Public, coeducational high school in Fairborn, Ohio, United States

Fairborn High School is a public high school for grades 9–12 in Fairborn, Ohio. It currently is the only high school in the Fairborn City Schools district. The mascot is the Skyhawk. The school has approximately 1,500 students, varying by school year. Many students from Wright-Patterson AFB attend the school, which has caused the attendance to fluctuate. As of 2019–20, Fairborn is a member of the Miami Valley League (MVL)

==History==
The current Fairborn High School was built as Park Hills High School in the late 1960s. Fairborn Baker High School (now Baker Middle School) and Park Hills High School merged into Fairborn High School in 1982. Park Hills High School, known as the Vikings includes graduating classes from 1972 to 1982; school colors during this time were brown and gold. When Baker High School, known as the Flyers (whose colors were blue and gold) and Park Hills high school merged, the school colors also merged to become sky blue and brown (dropping the gold).
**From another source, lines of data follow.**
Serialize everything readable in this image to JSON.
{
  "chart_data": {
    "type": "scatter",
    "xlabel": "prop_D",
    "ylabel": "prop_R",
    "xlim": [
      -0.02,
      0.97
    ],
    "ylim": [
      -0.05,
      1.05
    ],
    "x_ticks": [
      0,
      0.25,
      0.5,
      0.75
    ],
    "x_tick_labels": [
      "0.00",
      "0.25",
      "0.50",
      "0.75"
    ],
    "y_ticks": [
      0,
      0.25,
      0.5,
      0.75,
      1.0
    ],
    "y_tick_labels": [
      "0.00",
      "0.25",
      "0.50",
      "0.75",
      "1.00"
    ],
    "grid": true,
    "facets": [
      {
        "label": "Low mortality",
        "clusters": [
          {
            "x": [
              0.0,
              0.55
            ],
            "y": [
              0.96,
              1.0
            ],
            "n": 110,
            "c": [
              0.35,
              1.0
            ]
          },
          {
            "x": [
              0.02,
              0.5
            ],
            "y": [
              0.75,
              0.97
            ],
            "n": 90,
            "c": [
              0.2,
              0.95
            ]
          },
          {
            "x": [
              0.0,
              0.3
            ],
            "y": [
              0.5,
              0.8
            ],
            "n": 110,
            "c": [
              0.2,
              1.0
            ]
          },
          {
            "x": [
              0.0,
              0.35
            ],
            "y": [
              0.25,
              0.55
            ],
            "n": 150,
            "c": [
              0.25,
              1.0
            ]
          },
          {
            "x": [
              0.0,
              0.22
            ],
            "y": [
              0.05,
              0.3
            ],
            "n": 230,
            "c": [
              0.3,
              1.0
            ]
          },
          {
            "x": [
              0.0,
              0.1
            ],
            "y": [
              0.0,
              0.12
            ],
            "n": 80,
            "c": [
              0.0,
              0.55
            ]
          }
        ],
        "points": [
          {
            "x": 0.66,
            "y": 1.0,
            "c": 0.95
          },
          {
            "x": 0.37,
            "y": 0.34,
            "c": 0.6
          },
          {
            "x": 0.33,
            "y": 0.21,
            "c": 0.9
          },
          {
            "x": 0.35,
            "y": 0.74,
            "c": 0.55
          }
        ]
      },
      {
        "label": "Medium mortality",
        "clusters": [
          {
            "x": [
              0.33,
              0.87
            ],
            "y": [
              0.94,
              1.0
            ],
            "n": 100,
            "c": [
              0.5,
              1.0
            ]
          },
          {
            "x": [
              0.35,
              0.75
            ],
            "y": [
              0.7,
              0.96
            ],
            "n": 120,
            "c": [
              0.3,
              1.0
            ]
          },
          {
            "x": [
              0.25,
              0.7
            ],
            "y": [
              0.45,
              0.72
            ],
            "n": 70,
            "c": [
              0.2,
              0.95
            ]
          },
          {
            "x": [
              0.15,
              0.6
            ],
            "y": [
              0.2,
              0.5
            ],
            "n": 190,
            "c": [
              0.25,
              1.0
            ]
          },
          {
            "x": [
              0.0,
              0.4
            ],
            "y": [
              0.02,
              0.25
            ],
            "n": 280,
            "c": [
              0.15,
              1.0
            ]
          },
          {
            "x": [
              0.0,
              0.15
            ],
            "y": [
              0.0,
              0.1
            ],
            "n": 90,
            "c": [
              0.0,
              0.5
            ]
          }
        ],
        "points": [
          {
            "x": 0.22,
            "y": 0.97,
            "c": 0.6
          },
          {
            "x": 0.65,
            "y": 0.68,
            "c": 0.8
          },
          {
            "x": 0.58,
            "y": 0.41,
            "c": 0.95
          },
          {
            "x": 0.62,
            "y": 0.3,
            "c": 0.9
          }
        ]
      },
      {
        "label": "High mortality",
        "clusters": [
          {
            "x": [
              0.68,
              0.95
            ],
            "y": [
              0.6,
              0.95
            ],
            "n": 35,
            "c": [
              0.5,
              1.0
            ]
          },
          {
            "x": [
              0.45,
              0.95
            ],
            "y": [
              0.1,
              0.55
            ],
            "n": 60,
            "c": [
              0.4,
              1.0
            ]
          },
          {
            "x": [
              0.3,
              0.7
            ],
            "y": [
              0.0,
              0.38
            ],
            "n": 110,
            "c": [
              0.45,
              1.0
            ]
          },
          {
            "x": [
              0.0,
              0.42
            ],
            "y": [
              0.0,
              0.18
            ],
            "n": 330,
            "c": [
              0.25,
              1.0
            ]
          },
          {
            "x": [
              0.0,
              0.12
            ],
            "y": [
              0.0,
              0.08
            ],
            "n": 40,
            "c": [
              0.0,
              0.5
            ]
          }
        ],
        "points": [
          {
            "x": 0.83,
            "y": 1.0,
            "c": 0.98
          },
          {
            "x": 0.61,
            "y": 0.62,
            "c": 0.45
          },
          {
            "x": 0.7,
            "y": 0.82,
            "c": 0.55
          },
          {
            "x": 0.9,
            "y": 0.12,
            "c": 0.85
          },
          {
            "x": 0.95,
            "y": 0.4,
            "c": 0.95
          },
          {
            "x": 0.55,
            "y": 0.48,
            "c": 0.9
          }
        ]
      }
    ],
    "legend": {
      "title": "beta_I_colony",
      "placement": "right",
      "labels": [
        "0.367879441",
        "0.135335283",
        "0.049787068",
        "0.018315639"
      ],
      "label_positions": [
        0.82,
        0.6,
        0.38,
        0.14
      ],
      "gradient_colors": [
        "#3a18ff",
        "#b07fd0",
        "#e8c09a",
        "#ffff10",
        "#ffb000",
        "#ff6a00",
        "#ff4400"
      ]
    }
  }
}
In 1997 school colors changed from sky blue and brown to navy blue and Columbia blue.

==Notable alumni==
- Kevin DeWine - politician, member of Ohio House of Representatives
- Gregory H. Johnson - NASA astronaut
- Chris Roetter - Vocalist of Like Moths to Flames and former Vocalist of Emarosa and Agraceful
- Michael J. Saylor - co-founder of MicroStrategy Incorporated
- Jackie Warner - fitness trainer

==Ohio High School Athletic Association State Championships==

- Boys Golf – 1974*, 1988
 *1974 title won by Fairborn Baker HS.